Background: Vatalanib is an orally active, small molecule tyrosine kinase inhibitor of vascular endothelial growth factor receptor (VEGFR). Bevacizumab is also an angiogenesis inhibitor, but it possesses a different mechanism of action. This phase I study was conducted to determine the dose-limiting toxicity, maximum-tolerated doses, and recommended phase II doses of the combination of vatalanib and bevacizumab.
Patients and methods: Treatment cycles were 4 weeks in length. Patients received oral vatalanib once or twice daily continuously.
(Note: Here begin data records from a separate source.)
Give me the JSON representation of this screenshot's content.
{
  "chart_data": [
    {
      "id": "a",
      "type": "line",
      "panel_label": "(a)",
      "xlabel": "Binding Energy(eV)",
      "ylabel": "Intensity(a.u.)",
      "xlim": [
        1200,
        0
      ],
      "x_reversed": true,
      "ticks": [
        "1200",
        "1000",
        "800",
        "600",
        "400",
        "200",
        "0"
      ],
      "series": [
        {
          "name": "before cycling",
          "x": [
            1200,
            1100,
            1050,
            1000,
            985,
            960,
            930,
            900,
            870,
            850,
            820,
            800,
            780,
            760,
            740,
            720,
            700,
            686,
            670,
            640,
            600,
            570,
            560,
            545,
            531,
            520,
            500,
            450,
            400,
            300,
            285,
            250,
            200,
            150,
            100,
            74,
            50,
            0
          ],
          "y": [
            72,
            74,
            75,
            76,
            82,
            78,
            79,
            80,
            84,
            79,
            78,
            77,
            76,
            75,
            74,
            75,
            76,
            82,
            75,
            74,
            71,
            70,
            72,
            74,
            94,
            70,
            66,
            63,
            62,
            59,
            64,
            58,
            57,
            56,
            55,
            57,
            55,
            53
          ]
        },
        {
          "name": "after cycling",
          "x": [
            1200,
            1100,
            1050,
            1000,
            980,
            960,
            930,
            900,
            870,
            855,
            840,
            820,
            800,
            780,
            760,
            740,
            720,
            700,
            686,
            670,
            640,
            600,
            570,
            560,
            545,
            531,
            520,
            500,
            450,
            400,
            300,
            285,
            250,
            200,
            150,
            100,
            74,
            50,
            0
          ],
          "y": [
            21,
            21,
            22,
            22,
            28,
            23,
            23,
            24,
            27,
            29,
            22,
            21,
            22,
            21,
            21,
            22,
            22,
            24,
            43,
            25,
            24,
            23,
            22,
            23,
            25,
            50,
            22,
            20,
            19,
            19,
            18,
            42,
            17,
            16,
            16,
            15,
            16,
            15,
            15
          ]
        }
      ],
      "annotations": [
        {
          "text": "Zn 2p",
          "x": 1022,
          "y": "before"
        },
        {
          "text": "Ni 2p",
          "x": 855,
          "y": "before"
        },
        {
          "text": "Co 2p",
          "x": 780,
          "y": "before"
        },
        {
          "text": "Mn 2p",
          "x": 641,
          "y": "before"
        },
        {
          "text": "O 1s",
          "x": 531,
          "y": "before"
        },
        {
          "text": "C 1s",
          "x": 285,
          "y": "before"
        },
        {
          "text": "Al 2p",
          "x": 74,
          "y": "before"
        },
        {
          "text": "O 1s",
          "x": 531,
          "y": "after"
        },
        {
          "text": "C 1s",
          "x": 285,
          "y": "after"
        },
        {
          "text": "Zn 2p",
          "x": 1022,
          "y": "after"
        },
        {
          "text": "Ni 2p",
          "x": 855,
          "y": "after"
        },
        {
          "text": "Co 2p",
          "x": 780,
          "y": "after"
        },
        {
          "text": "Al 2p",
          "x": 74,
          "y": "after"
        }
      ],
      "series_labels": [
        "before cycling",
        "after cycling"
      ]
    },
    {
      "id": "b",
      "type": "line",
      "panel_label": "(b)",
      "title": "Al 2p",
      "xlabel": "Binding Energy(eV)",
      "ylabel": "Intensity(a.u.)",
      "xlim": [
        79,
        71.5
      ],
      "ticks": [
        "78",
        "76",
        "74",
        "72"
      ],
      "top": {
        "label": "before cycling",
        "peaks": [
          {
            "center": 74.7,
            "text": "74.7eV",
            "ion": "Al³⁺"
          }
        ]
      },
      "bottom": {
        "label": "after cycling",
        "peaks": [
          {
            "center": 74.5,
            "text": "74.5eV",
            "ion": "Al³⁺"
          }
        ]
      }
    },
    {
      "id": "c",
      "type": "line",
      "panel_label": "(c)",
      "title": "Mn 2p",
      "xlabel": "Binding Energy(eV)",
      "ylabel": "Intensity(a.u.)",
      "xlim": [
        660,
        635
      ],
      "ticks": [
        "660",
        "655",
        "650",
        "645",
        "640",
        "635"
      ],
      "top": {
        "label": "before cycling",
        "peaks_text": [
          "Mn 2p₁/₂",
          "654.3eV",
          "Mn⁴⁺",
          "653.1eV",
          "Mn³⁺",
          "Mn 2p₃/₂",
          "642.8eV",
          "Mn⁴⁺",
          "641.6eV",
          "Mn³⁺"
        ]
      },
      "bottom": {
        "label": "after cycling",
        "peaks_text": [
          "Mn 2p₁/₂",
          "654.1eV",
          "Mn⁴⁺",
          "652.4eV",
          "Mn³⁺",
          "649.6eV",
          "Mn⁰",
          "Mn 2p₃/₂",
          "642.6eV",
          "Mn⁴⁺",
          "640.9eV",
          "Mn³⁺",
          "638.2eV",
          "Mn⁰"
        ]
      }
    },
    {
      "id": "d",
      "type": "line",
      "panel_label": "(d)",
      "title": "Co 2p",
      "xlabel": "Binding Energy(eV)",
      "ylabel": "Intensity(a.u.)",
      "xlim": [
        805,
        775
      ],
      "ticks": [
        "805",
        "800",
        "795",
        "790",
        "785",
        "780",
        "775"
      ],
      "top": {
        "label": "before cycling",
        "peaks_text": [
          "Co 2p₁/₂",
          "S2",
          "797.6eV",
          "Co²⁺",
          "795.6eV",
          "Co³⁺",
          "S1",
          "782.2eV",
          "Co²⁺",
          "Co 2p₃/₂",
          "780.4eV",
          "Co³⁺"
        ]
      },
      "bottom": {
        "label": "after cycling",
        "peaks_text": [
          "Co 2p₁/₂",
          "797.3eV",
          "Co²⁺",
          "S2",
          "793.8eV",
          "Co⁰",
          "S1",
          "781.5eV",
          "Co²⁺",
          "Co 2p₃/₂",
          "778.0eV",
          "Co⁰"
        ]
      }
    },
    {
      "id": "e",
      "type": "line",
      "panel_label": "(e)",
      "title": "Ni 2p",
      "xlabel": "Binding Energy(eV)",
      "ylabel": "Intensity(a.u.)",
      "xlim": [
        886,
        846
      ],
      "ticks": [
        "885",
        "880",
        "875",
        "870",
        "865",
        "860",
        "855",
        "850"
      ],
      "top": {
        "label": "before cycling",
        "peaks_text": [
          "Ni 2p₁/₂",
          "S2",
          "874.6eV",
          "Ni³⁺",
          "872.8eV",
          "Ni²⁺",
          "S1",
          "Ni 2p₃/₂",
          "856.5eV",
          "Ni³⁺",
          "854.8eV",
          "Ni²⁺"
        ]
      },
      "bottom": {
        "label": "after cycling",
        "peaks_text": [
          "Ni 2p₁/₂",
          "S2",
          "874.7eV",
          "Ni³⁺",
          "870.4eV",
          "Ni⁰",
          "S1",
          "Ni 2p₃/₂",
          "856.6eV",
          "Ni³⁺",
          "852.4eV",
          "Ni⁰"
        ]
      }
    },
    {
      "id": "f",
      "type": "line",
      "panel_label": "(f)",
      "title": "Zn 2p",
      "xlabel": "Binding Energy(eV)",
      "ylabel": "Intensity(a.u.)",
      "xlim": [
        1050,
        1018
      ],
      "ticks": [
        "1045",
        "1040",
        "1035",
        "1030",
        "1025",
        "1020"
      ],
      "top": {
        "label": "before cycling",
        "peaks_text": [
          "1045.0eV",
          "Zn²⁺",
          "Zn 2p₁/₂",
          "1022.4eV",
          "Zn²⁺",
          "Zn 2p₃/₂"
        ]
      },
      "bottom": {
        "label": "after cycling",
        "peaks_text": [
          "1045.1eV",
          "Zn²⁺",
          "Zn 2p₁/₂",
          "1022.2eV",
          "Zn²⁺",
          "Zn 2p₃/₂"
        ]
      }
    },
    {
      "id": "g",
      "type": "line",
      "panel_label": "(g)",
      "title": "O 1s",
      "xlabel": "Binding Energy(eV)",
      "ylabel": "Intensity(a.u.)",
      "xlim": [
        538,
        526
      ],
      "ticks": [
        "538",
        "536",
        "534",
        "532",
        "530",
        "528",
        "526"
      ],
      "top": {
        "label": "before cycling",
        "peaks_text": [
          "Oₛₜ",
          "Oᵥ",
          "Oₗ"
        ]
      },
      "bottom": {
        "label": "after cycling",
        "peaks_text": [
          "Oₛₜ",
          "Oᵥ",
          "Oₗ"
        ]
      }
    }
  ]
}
Bevacizumab was administered intravenously starting on day 15 of cycle 1, and dosing was repeated at 2-week intervals in patients with at least stable disease for 4 cycles. After 4 cycles, only patients with a partial or complete response continued treatment with the combination of vatalanib and bevacizumab. Patients with stable disease were allowed to continue single-agent vatalanib from cycle 5 until disease progression or intolerable toxicity.
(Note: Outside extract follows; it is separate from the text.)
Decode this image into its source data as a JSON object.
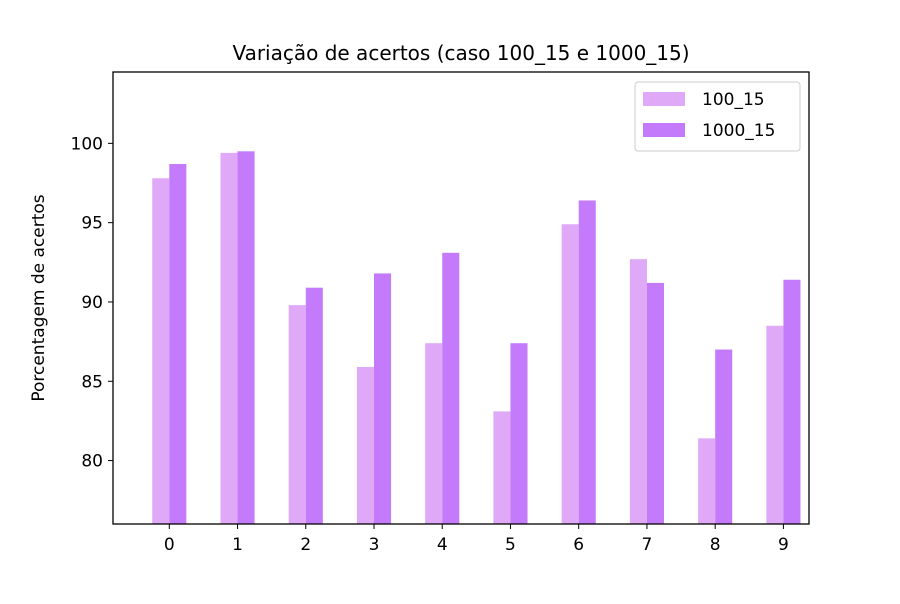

Results: A total of 27 patients received 93 cycles of treatment. Dose escalation was difficult due to enhanced toxicities (primarily proteinuria and hypertension) with the regimen that required numerous dose modifications. Interruption of vatalanib and bevacizumab dosing due to proteinuria occurred in 4 patients enrolled at dose level 3, with 1 of these patients developing grade 3 nephrotic range proteinuria. As a result, further dose escalation with the combination regimen was abandoned.
Conclusions: Further development of bevacizumab and oral VEGF tyrosine kinase inhibitor combination regimens is questionable due to the additive toxicities that occur; future investigations should proceed with caution.